Sunday, August 24, 2014

Where did they come from: Serradifalco (Sicilian: Serradifarcu)

This Sicilian town is where the Cammarata family made its home in the early 1900's

Serradifalco (from Serra del Falcone, "Mountain of the Falcon") was founded in the Kingdom of Sicily, in a feudal fief which bore the same name since the late 15th century. The town itself was founded in 1640 under permit from King Philip IV of Spain to Maria Ventimiglia, grandmother and governess of Baron Francesco Grifeo, a minor. In 1652, ownership of the Barony and Town passed to the Lo Faso family. In 1666, it became a Duchy under Duke Leonardo Lo Faso, and it remained in control of the House of Lo Faso until the abolition of feudalism in 1812. Its last duke was Domenico Antonio Lo Faso Pietrasanta (1783–1863). His rule was from 1809 through 1812. He was a renowned archaeologist and was instrumental in promulgating the excavation and restoration of the Valley of the Temples in Agrigento.

Sulfur mining, in some of the oldest mines in Sicily, and farming were the most prevalent occupations in Serradifalco after the Italian unification in 1860.

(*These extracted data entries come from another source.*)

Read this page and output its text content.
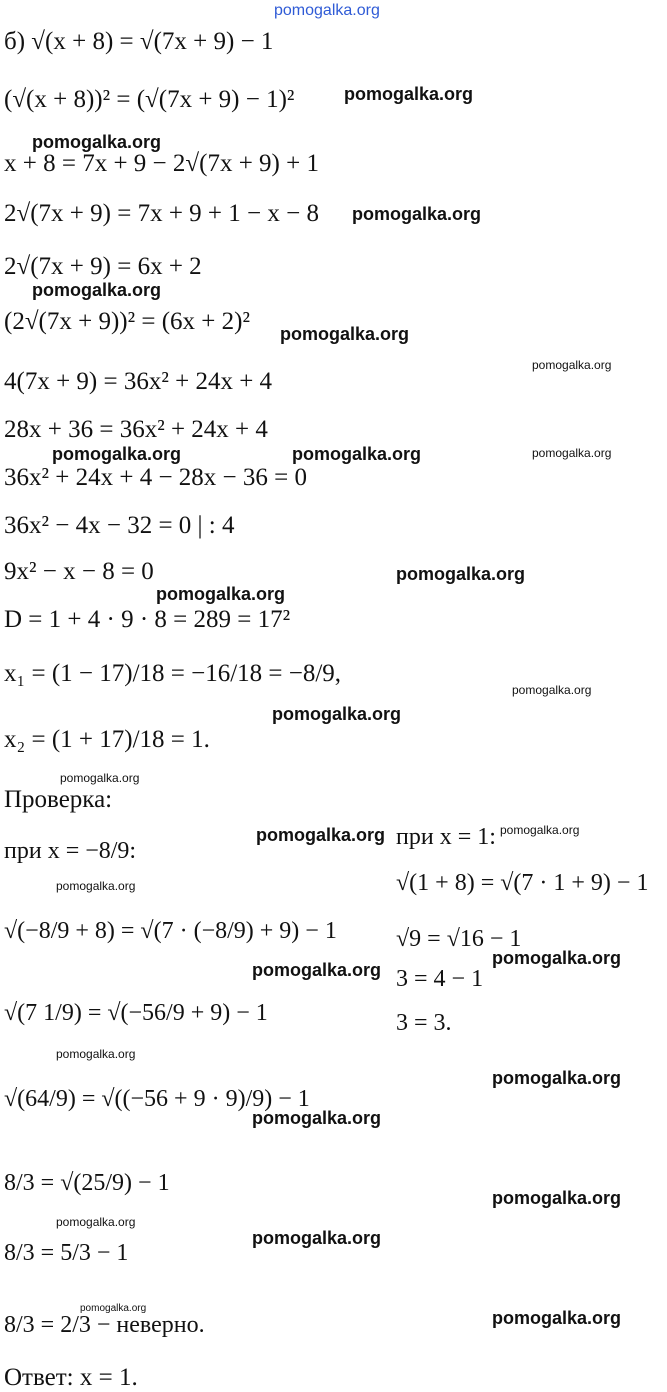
pomogalka.org
б) √(x + 8) = √(7x + 9) − 1
(√(x + 8))² = (√(7x + 9) − 1)²
x + 8 = 7x + 9 − 2√(7x + 9) + 1
2√(7x + 9) = 7x + 9 + 1 − x − 8
2√(7x + 9) = 6x + 2
(2√(7x + 9))² = (6x + 2)²
4(7x + 9) = 36x² + 24x + 4
28x + 36 = 36x² + 24x + 4
36x² + 24x + 4 − 28x − 36 = 0
36x² − 4x − 32 = 0 | : 4
9x² − x − 8 = 0
D = 1 + 4 · 9 · 8 = 289 = 17²
x₁ = (1 − 17)/18 = −16/18 = −8/9,
x₂ = (1 + 17)/18 = 1.
Проверка:
при x = −8/9:
√(−8/9 + 8) = √(7 · (−8/9) + 9) − 1
√(7 1/9) = √(−56/9 + 9) − 1
√(64/9) = √((−56 + 9 · 9)/9) − 1
8/3 = √(25/9) − 1
8/3 = 5/3 − 1
8/3 = 2/3 − неверно.
при x = 1:
√(1 + 8) = √(7 · 1 + 9) − 1
√9 = √16 − 1
3 = 4 − 1
3 = 3.
Ответ: x = 1.
pomogalka.org
pomogalka.org
pomogalka.org
pomogalka.org
pomogalka.org
pomogalka.org
pomogalka.org	pomogalka.org	pomogalka.org
pomogalka.org
pomogalka.org
pomogalka.org
pomogalka.org
pomogalka.org
pomogalka.org	pomogalka.org
pomogalka.org
pomogalka.org
pomogalka.org
pomogalka.org
pomogalka.org
pomogalka.org
pomogalka.org
pomogalka.org
pomogalka.org
pomogalka.org	pomogalka.org
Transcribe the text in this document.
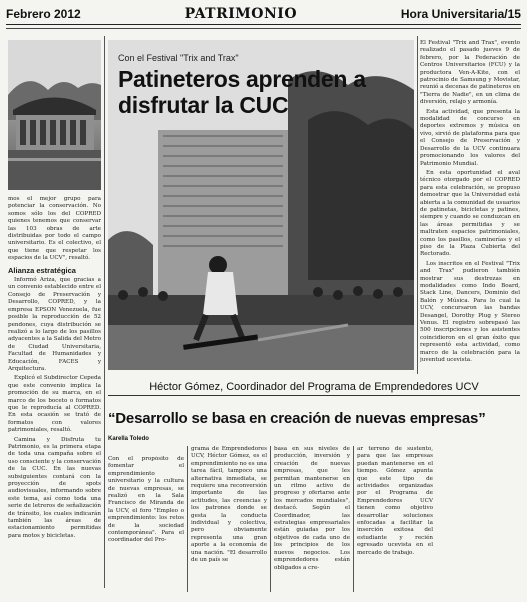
Febrero 2012	PATRIMONIO	Hora Universitaria/15

mos el mejor grupo para potenciar la conservación. No somos sólo los del COPRED quienes tenemos que conservar las 103 obras de arte distribuidas por todo el campo universitario. Es el colectivo, el que tiene que respetar los espacios de la UCV", resaltó.

Alianza estratégica

Informó Ariza, que gracias a un convenio establecido entre el Consejo de Preservación y Desarrollo, COPRED, y la empresa EPSON Venezuela, fue posible la reproducción de 52 pendones, cuya distribución se realizó a lo largo de los pasillos adyacentes a la Salida del Metro de Ciudad Universitaria, Facultad de Humanidades y Educación, FACES y Arquitectura.

Explicó el Subdirector Cepeda que este convenio implica la promoción de su marca, en el marco de los boceto o formatos que le reproducía al COPRED. En esta ocasión se trató de formatos con valores patrimoniales, resaltó.

Camina y Disfruta tu Patrimonio, es la primera etapa de toda una campaña sobre el uso consciente y la conservación de la CUC. En las nuevas subsiguientes contará con la proyección de spots audiovisuales, informando sobre este tema, así como toda una serie de letreros de señalización de tránsito, los cuales indicarán también las áreas de estacionamiento permitidas para motos y bicicletas.

Con el Festival "Trix and Trax"
Patineteros aprenden a disfrutar la CUC

El Festival "Trix and Trax", evento realizado el pasado jueves 9 de febrero, por la Federación de Centros Universitarios (FCU) y la productora Ven-A-Kite, con el patrocinio de Samsung y Movistar, reunió a decenas de patineteros en "Tierra de Nadie", en un clima de diversión, relajo y armonía.

Esta actividad, que presenta la modalidad de concurso en deportes extremos y música en vivo, sirvió de plataforma para que el Consejo de Preservación y Desarrollo de la UCV continuara promocionando los valores del Patrimonio Mundial.

En esta oportunidad el aval técnico otorgado por el COPRED para esta celebración, se propuso demostrar que la Universidad está abierta a la comunidad de usuarios de patinetas, bicicletas y patines, siempre y cuando se conduzcan en las áreas permitidas y se maltraten espacios patrimoniales, como los pasillos, caminerías y el piso de la Plaza Cubierta del Rectorado.

Los inscritos en el Festival "Trix and Trax" pudieron también mostrar sus destrezas en modalidades como Indo Board, Stack Line, Dancers, Dominio del Balón y Música. Para lo cual la UCV, concursaron las bandas Desangel, Dorothy Plug y Stereo Venus. El registro sobrepasó las 500 inscripciones y los asistentes coincidieron en el gran éxito que representó esta actividad, como marco de la celebración para la juventud ucevista.

Héctor Gómez, Coordinador del Programa de Emprendedores UCV
“Desarrollo se basa en creación de nuevas empresas”
Karella Toledo
Con el propósito de fomentar el emprendimiento universitario y la cultura de nuevas empresas, se realizó en la Sala Francisco de Miranda de la UCV, el foro "Empleo o emprendimiento: los retos de la sociedad contemporánea". Para el coordinador del Pro-
grama de Emprendedores UCV, Héctor Gómez, es el emprendimiento no es una tarea fácil, tampoco una alternativa inmediata, se requiere una reconversión importante de las actitudes, las creencias y los patrones donde se gesta la conducta individual y colectiva, pero obviamente representa una gran aporte a la economía de una nación. "El desarrollo de un país se
basa en sus niveles de producción, inversión y creación de nuevas empresas, que les permitan mantenerse en un ritmo activo de progreso y ofertarse ante los mercados mundiales", destacó. Según el Coordinador, las estrategias empresariales están guiadas por los objetivos de cada uno de los principios de los nuevos negocios. Los emprendedores están obligados a cre-
ar terreno de sustento, para que las empresas puedan mantenerse en el tiempo. Gómez apunta que este tipo de actividades organizadas por el Programa de Emprendedores UCV tienen como objetivo desarrollar soluciones enfocadas a facilitar la inserción exitosa del estudiante y recién egresado ucevista en el mercado de trabajo.
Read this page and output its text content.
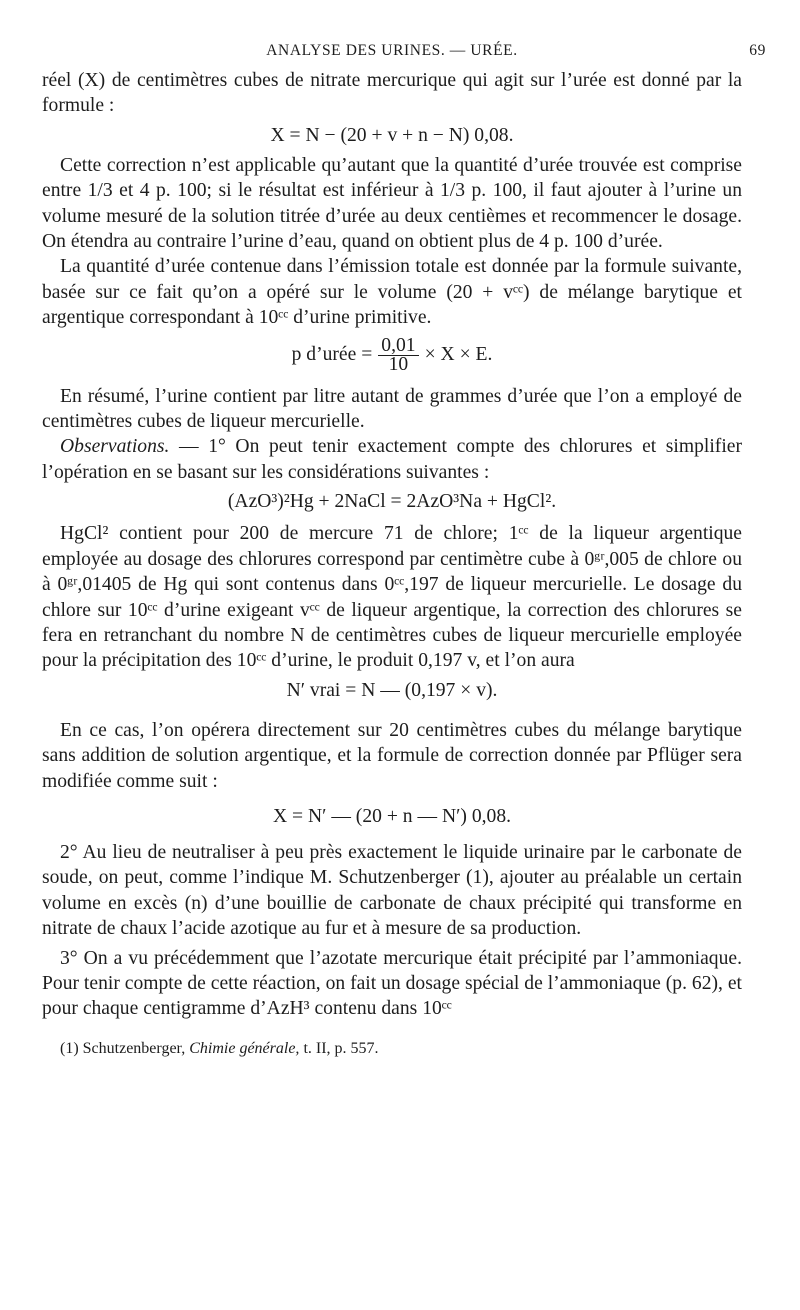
ANALYSE DES URINES. — URÉE.	69

réel (X) de centimètres cubes de nitrate mercurique qui agit sur l’urée est donné par la formule :

X = N − (20 + v + n − N) 0,08.

Cette correction n’est applicable qu’autant que la quantité d’urée trouvée est comprise entre 1/3 et 4 p. 100; si le résultat est inférieur à 1/3 p. 100, il faut ajouter à l’urine un volume mesuré de la solution titrée d’urée au deux centièmes et recommencer le dosage. On étendra au contraire l’urine d’eau, quand on obtient plus de 4 p. 100 d’urée.

La quantité d’urée contenue dans l’émission totale est donnée par la formule suivante, basée sur ce fait qu’on a opéré sur le volume (20 + vᶜᶜ) de mélange barytique et argentique correspondant à 10ᶜᶜ d’urine primitive.

p d’urée = $\frac{0,01}{10} \times X \times E$.

En résumé, l’urine contient par litre autant de grammes d’urée que l’on a employé de centimètres cubes de liqueur mercurielle.

Observations. — 1° On peut tenir exactement compte des chlorures et simplifier l’opération en se basant sur les considérations suivantes :

(AzO³)²Hg + 2NaCl = 2AzO³Na + HgCl².

HgCl² contient pour 200 de mercure 71 de chlore; 1ᶜᶜ de la liqueur argentique employée au dosage des chlorures correspond par centimètre cube à 0ᵍʳ,005 de chlore ou à 0ᵍʳ,01405 de Hg qui sont contenus dans 0ᶜᶜ,197 de liqueur mercurielle. Le dosage du chlore sur 10ᶜᶜ d’urine exigeant vᶜᶜ de liqueur argentique, la correction des chlorures se fera en retranchant du nombre N de centimètres cubes de liqueur mercurielle employée pour la précipitation des 10ᶜᶜ d’urine, le produit 0,197 v, et l’on aura

N′ vrai = N — (0,197 × v).

En ce cas, l’on opérera directement sur 20 centimètres cubes du mélange barytique sans addition de solution argentique, et la formule de correction donnée par Pflüger sera modifiée comme suit :

X = N′ — (20 + n — N′) 0,08.

2° Au lieu de neutraliser à peu près exactement le liquide urinaire par le carbonate de soude, on peut, comme l’indique M. Schutzenberger (1), ajouter au préalable un certain volume en excès (n) d’une bouillie de carbonate de chaux précipité qui transforme en nitrate de chaux l’acide azotique au fur et à mesure de sa production.

3° On a vu précédemment que l’azotate mercurique était précipité par l’ammoniaque. Pour tenir compte de cette réaction, on fait un dosage spécial de l’ammoniaque (p. 62), et pour chaque centigramme d’AzH³ contenu dans 10ᶜᶜ

(1) Schutzenberger, Chimie générale, t. II, p. 557.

Serradifalco was the site of the first bicycle manufacturer in southern Italy, Montante Cicli, which produces one of the world's elite brands of bicycles.

In the great emigration of Sicilians to the United States in the late 19th and early 20th centuries, many Serradifalchesi farm laborers and sulfur miners went to American towns, including Pittston and Robertsdale, where they worked as coal miners; and to the Buffalo, New York area, where they found employment with the steel plants and railroads, and in the strawberry and corn fields.